We do not know when Saint Barsanuphius arrived at the monastery of Abba Seridus, nor anything about the home and family of Saint John the Prophet. Following the instructions of Saint Barsanuphius, John attained the heights of perfection, and became like his teacher in all things. Out of humility, he sent those who came to him with questions to Abba Barsanuphius.
Saint John foresaw and predicted many things, even his own death a week after the death of Abba Seridus. Abba Elian, the young igumen of this monastery, begged John to remain with him for two more weeks, in order to teach him the Rule and how to govern the monastery. Saint John fulfilled his request and died after two weeks.
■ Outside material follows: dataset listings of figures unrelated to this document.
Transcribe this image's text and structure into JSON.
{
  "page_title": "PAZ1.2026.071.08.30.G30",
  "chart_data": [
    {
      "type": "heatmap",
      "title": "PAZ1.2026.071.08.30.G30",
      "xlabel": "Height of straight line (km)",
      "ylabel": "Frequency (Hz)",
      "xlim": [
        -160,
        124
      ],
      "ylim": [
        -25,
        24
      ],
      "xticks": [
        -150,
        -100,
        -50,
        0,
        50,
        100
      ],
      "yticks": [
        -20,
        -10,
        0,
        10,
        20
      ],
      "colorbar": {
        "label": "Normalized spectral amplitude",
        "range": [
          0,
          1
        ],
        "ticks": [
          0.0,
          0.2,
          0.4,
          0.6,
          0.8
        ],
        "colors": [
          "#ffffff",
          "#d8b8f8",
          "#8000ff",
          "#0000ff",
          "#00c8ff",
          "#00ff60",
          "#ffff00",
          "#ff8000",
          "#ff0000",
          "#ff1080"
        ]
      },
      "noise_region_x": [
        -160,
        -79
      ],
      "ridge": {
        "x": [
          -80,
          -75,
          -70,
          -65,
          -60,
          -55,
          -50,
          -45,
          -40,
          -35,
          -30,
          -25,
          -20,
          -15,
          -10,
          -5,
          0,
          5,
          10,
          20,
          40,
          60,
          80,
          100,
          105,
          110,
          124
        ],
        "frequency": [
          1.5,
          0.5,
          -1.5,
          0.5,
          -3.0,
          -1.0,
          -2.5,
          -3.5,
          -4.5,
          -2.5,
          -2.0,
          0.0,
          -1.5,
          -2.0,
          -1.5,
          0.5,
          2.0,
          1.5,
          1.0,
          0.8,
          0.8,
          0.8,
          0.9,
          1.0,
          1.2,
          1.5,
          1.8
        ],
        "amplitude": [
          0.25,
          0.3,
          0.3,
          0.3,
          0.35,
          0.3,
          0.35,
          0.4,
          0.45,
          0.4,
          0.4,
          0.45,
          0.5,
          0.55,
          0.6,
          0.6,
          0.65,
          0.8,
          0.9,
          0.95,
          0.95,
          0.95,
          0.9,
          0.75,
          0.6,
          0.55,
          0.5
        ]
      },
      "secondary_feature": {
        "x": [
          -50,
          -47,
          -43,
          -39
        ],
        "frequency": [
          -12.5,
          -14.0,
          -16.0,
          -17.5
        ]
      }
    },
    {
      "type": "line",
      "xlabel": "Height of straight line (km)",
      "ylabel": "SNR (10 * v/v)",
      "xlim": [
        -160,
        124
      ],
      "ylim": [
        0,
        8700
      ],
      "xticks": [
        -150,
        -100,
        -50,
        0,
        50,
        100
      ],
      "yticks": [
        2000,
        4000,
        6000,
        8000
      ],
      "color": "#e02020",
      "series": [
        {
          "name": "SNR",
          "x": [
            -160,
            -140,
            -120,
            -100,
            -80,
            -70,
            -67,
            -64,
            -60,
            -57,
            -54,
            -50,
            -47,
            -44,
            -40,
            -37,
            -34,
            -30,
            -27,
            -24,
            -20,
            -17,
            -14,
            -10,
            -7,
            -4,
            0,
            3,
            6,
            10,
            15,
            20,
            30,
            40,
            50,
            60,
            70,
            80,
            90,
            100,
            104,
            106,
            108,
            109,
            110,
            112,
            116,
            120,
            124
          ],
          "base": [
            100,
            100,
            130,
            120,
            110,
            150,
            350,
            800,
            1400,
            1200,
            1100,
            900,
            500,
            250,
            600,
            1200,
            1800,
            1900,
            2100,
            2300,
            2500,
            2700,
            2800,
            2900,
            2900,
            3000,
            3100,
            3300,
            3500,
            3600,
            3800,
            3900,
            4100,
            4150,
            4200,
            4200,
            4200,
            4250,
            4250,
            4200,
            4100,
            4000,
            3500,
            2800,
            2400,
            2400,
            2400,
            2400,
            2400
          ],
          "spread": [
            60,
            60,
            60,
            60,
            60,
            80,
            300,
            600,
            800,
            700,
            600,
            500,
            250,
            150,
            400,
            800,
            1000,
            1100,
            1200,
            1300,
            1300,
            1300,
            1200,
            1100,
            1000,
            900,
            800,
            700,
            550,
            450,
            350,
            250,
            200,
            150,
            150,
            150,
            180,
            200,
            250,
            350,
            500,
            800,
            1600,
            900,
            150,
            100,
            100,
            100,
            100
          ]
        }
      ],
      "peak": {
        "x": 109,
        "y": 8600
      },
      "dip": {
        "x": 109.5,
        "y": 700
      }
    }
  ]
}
Saint Barsanuphius the Great survived his disciple and friend, but after St. John's death embraced complete silence and refused to give answers to anyone. These two ascetics have left the soul-profiting book, GUIDANCE TOWARD SPIRITUAL LIFE: ANSWERS TO THE QUESTIONS OF DISCIPLES by the Holy Monastic Fathers Barsanuphius and John as their spiritual legacy. This book was known to many saints who lived at a later time, as evidenced by the wrings of Saint Theodore the Studite (November 11 and January 26), the hieromonk Nikon Chernogorets (+ 1060), Saint Simeon the New Theologian (March 12), and other Orthodox ascetics and writers.